Suppose you have identified the start of a bull market. You are interested in stocks A and B within sector C. Stock A makes a new high price, higher than it has been for several weeks or months. Livermore would buy stock A immediately, but with only one quarter of the total amount of shares in that stock that he might eventually buy. He would then wait to see how it acted. If it continued to rise strongly and make new highs, he would buy again: half of the remaining three quarters, and then wait some more time. If the pattern repeated itself, he would then buy the remainder of the shares that he wanted. He did say that you could use a 1% rise in price as a signal to add to the trade, but he probably used his own judgement more than he used any set percentage.
If at any time the move up seemed to fail, Livermore would get out.
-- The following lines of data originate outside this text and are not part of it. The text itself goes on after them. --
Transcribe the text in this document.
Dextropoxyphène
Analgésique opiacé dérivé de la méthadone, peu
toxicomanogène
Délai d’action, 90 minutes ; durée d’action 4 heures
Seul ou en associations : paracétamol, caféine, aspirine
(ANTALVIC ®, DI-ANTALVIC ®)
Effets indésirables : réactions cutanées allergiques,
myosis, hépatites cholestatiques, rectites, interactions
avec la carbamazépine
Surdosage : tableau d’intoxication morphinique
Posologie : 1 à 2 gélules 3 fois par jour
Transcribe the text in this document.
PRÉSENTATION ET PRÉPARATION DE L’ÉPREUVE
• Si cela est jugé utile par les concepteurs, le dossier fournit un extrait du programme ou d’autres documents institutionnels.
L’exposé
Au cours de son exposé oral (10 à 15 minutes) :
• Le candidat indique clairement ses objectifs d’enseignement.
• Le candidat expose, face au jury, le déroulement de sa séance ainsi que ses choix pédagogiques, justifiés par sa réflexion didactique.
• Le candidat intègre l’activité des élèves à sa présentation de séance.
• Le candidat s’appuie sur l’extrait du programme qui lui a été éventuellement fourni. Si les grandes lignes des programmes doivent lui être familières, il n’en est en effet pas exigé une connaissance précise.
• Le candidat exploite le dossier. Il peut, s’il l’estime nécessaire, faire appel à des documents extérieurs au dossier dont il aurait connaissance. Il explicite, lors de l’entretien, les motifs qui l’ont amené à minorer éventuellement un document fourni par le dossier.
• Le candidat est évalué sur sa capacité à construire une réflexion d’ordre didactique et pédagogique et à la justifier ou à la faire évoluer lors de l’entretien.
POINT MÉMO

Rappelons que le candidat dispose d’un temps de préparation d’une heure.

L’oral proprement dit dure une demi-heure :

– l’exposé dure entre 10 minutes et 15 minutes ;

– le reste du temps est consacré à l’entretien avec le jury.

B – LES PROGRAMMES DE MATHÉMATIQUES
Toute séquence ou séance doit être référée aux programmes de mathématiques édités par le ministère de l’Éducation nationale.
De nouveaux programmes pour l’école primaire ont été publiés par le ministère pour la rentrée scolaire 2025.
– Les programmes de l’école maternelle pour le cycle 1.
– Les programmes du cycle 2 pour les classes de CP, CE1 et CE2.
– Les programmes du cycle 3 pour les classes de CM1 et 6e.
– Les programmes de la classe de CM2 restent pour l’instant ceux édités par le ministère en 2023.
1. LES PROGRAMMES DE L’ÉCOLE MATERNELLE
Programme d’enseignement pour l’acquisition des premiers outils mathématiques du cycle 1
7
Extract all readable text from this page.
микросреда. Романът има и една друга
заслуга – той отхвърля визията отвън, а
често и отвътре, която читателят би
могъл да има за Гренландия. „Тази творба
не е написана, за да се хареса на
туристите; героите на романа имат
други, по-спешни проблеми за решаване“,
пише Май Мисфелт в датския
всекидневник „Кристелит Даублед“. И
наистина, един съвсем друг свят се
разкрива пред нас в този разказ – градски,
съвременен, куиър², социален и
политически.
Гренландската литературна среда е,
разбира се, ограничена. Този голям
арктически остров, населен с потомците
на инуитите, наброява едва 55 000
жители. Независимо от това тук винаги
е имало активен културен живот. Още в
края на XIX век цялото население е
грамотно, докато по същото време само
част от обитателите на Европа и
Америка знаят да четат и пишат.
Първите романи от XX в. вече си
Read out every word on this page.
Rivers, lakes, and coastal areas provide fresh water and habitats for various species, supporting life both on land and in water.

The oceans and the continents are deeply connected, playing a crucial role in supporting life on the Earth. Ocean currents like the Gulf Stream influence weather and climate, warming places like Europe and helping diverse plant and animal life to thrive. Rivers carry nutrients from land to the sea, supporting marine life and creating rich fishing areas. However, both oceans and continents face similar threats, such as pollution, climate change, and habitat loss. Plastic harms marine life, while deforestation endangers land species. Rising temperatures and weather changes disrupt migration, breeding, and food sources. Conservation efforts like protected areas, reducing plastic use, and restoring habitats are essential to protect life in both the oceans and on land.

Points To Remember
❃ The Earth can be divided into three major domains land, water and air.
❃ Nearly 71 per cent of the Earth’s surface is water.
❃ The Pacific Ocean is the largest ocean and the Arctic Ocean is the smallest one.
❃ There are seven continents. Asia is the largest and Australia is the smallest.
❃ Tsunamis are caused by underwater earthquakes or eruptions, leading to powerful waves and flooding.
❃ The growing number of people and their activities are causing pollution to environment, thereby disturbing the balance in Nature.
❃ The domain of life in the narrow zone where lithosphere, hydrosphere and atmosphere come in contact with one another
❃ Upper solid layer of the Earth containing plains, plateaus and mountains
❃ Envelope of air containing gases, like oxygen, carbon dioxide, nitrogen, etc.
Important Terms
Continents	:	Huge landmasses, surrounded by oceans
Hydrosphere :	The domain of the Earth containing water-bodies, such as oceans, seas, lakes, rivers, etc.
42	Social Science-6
By scaling into the trade, he protected himself from more severe losses when he was “wrong” about the momentum of the move. When he was wrong, he would patiently wait until everything looked right again, and try the trade again.
Livermore did not use hard stop loss orders. He just got out when he judged himself to have been wrong.
Step 5 – Sitting Tight
One of Livermore’s most famous quotes is “I made more money by sitting tight than I ever did by being right.” What he meant by this was that nobody could foresee every market swing, so get in at the beginning and don’t get out until the whole market has played out. In this way, you might buy a stock for $10 and sell it two years later at the end of a bull market for $210, and make huge profits. He warned specifically about selling on pull backs out of fear the market was turning, and then trying to buy the shares back later. Livermore suffered from this in his early years of stock trading.
There you have an outline of the stock trading method of a man who was probably the greatest stock trader of all time. One final word of warning: Livermore went bankrupt several times, and this was due mainly to his poor money management skills. He simply risked too much of his capital on his trades. Be careful that in this area, you do not follow his example.